“When Social Justice Goes Viral: How 2012 was the Year Canadian Teachers Learned How to Confront our Country’s Hidden History”

SylviaTuesday November 21 at 5:30 to 6:30.

 477 Lamoureux Hall (LMX)

Lecture in English

Sylvia Smith is a  Teacher at Elizabeth Wyn Wood Alternate High School

As educators, we want our teaching practice to build confidence, self-esteem, and collective well-being amongst our learners.  And as teachers, parents, care-givers, concerned members of our communities, we anxiously hope for these outcomes.  But too often such goals remain mere buzz-phrases and educational jargon. This presentation will demonstrate how teachers can make the high-sounding ideals come to life for our students, by teaching and modeling for social justice.

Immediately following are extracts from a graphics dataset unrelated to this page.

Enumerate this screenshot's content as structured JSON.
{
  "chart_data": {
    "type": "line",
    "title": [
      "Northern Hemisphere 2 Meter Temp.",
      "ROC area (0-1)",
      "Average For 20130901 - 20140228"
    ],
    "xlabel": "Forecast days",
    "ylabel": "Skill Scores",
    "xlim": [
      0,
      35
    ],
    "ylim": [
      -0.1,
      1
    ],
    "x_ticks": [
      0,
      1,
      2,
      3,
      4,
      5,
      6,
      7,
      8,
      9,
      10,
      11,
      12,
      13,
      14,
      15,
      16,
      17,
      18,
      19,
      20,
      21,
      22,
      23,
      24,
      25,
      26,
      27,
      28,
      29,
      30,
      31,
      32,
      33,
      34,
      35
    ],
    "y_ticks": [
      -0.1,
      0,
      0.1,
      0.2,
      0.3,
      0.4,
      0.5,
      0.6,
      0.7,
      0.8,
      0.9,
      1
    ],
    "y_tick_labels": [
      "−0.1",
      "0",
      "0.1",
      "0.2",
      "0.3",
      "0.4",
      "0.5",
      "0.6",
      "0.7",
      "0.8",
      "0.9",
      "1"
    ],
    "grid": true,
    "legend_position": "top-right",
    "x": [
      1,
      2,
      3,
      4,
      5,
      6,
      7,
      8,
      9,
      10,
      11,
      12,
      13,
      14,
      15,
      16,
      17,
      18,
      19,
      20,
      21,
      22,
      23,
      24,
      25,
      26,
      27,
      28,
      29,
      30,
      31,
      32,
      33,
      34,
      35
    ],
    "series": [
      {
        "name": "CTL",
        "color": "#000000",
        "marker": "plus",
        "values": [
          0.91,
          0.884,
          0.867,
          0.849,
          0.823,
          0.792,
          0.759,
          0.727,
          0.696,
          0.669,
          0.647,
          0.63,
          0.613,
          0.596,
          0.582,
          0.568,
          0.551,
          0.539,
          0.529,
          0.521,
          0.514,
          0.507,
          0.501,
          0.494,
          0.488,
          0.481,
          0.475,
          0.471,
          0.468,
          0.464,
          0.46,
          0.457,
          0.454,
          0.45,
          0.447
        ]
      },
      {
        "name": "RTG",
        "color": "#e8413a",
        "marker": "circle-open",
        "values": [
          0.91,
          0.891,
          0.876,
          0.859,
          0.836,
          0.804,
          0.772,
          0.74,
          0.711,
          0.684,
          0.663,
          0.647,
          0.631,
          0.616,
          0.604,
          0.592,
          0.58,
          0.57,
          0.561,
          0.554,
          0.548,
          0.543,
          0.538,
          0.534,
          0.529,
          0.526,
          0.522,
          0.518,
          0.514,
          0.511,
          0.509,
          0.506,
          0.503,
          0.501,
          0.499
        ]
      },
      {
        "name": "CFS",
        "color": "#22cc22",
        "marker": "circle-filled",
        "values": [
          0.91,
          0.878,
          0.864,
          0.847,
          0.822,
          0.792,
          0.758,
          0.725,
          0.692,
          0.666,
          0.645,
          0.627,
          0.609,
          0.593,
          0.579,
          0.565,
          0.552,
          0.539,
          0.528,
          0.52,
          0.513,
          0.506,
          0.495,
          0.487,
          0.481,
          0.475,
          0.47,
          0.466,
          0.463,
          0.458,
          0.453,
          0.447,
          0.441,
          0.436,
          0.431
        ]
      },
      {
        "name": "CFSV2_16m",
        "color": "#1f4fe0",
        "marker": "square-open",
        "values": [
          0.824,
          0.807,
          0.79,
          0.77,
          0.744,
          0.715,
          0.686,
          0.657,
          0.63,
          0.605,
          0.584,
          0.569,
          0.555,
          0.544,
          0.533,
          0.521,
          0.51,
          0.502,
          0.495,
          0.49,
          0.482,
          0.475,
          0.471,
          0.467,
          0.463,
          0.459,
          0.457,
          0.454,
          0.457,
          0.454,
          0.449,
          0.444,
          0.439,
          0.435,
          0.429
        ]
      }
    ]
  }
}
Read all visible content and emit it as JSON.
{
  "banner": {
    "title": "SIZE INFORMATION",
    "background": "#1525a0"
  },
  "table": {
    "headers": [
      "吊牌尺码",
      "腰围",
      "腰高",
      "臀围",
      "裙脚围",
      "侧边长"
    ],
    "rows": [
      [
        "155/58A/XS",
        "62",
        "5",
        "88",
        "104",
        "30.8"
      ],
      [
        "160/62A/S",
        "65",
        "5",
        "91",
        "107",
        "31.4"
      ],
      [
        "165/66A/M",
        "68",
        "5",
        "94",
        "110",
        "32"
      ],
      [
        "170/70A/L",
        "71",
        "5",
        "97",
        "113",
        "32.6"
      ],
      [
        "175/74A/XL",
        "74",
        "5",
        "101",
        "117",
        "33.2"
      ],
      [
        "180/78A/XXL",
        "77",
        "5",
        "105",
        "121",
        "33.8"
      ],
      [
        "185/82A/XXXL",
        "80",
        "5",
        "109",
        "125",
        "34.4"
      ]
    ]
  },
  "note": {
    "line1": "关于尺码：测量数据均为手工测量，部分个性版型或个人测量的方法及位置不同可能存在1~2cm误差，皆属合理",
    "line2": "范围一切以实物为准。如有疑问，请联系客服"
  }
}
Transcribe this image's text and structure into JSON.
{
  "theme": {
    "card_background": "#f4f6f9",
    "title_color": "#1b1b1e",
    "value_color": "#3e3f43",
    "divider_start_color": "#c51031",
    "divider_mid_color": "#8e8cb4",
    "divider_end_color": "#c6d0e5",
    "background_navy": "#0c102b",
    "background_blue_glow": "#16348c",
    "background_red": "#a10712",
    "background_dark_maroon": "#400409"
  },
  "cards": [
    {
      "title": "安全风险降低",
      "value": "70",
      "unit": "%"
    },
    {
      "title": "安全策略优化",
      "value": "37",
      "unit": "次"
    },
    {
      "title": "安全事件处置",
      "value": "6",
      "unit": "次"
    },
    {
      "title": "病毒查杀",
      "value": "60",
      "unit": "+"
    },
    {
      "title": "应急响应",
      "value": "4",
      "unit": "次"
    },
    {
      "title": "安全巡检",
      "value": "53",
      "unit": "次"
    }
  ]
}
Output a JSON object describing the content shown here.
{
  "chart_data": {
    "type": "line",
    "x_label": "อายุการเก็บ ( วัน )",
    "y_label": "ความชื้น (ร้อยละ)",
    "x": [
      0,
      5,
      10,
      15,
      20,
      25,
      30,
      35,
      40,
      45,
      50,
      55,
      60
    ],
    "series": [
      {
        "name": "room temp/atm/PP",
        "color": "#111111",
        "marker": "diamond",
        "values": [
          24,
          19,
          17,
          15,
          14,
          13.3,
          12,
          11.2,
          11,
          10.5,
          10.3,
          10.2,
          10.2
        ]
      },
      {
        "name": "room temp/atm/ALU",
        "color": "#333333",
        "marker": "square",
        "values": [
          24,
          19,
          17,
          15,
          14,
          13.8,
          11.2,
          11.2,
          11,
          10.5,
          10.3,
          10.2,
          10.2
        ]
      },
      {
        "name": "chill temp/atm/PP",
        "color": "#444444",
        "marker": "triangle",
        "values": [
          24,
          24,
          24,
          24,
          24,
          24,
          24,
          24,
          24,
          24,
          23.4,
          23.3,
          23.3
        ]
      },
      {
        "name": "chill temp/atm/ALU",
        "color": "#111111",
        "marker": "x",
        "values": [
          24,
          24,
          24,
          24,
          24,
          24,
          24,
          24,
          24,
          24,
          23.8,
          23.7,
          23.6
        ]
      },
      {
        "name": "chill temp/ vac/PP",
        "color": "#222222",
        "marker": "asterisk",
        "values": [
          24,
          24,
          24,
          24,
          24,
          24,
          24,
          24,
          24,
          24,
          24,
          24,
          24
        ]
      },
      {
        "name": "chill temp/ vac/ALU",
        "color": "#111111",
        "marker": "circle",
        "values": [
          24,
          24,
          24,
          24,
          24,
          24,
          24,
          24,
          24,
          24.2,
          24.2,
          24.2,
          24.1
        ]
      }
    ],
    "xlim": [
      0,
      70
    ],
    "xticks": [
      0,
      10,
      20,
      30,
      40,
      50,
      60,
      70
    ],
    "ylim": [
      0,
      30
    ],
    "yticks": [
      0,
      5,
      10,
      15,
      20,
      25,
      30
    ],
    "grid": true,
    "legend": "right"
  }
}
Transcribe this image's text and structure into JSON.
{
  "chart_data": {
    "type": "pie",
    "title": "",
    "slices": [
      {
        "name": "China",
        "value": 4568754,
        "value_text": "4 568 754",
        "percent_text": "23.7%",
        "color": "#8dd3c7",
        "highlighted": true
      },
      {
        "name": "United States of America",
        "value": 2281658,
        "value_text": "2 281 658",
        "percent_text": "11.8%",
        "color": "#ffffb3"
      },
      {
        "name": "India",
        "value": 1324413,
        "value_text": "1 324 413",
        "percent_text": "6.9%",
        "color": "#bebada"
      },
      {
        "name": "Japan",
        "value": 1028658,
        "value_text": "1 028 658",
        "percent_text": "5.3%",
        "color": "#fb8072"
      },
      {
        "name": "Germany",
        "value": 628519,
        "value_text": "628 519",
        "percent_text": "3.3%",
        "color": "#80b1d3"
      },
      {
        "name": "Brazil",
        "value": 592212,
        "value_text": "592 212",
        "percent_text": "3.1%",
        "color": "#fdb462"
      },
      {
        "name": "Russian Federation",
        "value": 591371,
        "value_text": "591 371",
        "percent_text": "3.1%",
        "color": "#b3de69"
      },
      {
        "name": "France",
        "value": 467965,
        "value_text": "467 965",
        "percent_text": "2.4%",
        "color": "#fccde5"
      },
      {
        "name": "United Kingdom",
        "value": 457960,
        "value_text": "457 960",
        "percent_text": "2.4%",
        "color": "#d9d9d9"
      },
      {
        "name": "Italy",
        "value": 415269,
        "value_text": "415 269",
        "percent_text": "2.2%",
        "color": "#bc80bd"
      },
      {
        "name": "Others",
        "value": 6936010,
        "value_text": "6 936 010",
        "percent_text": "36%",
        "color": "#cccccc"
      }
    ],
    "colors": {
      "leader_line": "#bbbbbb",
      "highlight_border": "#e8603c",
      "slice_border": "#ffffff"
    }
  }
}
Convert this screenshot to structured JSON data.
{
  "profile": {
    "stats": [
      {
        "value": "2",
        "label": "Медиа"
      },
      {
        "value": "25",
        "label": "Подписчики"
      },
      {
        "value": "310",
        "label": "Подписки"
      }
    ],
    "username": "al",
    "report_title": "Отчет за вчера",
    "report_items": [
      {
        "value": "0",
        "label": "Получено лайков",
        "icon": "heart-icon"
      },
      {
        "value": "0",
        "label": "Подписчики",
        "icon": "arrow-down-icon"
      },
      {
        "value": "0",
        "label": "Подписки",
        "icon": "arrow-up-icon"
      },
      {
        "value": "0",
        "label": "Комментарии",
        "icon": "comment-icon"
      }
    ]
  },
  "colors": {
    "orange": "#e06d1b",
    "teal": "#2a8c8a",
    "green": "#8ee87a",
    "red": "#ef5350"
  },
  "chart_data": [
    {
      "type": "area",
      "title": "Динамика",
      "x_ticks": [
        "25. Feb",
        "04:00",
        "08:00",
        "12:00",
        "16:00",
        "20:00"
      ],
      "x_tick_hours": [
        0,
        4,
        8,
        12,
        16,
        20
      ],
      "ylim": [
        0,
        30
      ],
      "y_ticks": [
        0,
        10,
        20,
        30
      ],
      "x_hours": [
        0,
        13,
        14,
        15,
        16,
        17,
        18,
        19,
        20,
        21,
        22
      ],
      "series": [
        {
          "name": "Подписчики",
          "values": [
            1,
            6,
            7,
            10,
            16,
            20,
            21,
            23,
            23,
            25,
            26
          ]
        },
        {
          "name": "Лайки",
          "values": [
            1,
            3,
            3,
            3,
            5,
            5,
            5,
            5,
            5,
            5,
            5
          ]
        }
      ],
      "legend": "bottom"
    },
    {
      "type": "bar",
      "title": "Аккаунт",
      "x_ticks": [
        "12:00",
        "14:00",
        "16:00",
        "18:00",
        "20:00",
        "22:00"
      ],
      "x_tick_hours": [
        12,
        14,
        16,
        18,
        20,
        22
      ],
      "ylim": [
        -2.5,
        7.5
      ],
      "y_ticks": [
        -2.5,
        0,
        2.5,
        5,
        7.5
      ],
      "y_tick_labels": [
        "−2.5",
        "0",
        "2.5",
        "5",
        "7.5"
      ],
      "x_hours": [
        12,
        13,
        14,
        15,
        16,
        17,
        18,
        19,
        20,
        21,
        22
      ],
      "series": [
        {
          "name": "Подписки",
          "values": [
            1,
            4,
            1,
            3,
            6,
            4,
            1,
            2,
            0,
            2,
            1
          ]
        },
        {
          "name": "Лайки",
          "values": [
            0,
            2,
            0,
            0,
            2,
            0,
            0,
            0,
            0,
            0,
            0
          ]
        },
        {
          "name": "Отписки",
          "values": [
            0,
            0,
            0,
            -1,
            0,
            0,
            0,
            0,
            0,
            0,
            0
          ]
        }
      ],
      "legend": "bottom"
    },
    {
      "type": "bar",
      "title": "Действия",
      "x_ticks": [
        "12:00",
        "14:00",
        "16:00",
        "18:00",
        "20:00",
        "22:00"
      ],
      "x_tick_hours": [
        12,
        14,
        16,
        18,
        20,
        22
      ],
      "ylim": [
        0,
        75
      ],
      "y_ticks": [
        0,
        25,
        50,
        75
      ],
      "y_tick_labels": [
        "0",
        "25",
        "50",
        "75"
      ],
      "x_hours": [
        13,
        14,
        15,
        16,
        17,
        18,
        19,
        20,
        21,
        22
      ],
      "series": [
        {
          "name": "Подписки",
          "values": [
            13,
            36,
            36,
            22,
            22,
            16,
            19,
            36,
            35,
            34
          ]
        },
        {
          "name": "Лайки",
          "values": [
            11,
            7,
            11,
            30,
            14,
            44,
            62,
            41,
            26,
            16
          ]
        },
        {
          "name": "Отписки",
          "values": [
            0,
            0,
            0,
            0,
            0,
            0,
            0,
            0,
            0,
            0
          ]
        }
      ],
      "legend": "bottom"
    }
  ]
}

Sylvia Smith is a high school teacher in Ottawa, Ontario. Since 2007 she has been teaching her history students about the difficult topic of Indian Residential Schools. In December 2011, Sylvia won the Governor General’s History Award for Teaching Excellence for the Project of Heart learning module she created to teach about the Residential School era; over 140 schools across Canada have now participated in the project. By 2013, 70,000 tiles commemorating students who attended Indian Residential Schools will have been created by project participants.

Project of Heart will demonstrate how all aspects of the learner in both formal and informal learning environments can be engaged through art and activism, to center the lived experiential knowledge of the “experts” — the Indian Residential School survivors themselves. Participants will learn how to engage the heart and spirit so our quest for reconciliation can become a reality.